Sure. You can see I have the potentiometer set as an 85k/10k voltage divider. My calculations say this should produce just under 4.5v, and indeed it does when it's not connected to the pi. When it's connected to GPIO pin 26 I get around 3v. Obviously the GPIO pin is impacting the circuit. When I test the GPIO pin by itself with my DMV I see 0v. I've tried adding a resistor inline to the GPIO pin but it didn't help. Well a very high value resistor (megaohms) did help, the circuit no longer dropped voltage, but then the voltage at the pin was very low.

Oh I mislabeled the pot in the diagram, I thought it was a 10k pot but when I measured the individual legs I realize it must be a 100k pot.

 

The electrical characteristics of the input/output pins are not adequately specified in the Raspberry Pi documentation or processor datasheet. Broadcom doesn't specify the value of the input pull-up/down resistor. It is likely to be in the 40 to 100 KΩ range. The transistors that enable the pull-up/down resistor contribute their appreciable nonlinear resistance to it, so the effective resistance is not constant over the input pin voltage range. The pull-up behavior is somewhat of a cross between constant resistance and constant current behavior. You can use resistive dividers to match 5V logic levels to the 3V input levels required by the PI but it will take some experimentation to find the right resistance values. Never source or sink more than 0.5 mA into an input pin. Once you have done this, there is no guarantee that these will work with a different Raspberry PI. It is much better to use 5V to 3V logic level shifters. They are bi-directional, inexpensive and readily available.
Regards,
Keith

This is good info, thank you. I do plan to move this circuit to my "production" pi, right now I'm trying it on a different pi on my bench. So the voltage might change once I connect it to the other pi.

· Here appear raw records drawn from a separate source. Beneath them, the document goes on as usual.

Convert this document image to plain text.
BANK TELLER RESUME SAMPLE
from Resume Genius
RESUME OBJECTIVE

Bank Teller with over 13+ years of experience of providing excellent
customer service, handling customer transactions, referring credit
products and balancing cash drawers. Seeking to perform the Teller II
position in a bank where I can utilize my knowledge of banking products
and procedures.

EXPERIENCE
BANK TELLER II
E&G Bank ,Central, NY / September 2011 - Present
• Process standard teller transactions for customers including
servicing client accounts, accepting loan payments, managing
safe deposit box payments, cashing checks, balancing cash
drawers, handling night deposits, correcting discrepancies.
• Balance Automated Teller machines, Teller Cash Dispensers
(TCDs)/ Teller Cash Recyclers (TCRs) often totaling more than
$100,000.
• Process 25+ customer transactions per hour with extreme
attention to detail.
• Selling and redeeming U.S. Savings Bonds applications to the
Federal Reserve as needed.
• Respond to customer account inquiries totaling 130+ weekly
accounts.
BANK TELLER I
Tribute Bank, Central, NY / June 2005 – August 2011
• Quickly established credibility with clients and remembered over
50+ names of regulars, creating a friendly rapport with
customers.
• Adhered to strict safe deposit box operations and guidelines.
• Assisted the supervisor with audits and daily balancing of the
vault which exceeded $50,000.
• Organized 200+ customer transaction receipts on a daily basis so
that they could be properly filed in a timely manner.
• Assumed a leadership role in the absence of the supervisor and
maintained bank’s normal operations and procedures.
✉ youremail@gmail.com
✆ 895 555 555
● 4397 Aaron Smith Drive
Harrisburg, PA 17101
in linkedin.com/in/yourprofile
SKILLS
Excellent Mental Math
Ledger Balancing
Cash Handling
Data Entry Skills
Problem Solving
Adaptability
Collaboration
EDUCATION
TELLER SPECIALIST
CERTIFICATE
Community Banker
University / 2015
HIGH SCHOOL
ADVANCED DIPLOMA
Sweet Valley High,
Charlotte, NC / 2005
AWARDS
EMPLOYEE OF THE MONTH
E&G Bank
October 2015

A logic level converter seems overly complicated for just counting pulses. What about using a zener diode to drop the 5v to 3v? I would have tried this already but I cannot find my bag of assorted zeners. Or what if I dig through my bin of LEDs and find one that has a 2v voltage drop?

 

Considering the fact that any time you add or remove resistance in a divider the output will change, the pot should have been your first choice.

I recommend those nice 20 turn trim pots from a company like Bourns.

 

This is good info, thank you. I do plan to move this circuit to my "production" pi, right now I'm trying it on a different pi on my bench. So the voltage might change once I connect it to the other pi.

A logic level converter seems overly complicated for just counting pulses. What about using a zener diode to drop the 5v to 3v? I would have tried this already but I cannot find my bag of assorted zeners. Or what if I dig through my bin of LEDs and find one that has a 2v voltage drop?

A 3V zener to ground with a series resistor from the sensor will work. You could substitute three series 1N4001 diodes for the zerner. Don't use a LED connected from the sensor to the IO pin. The voltage drop will depend on the amount of current flowing and may damage the input.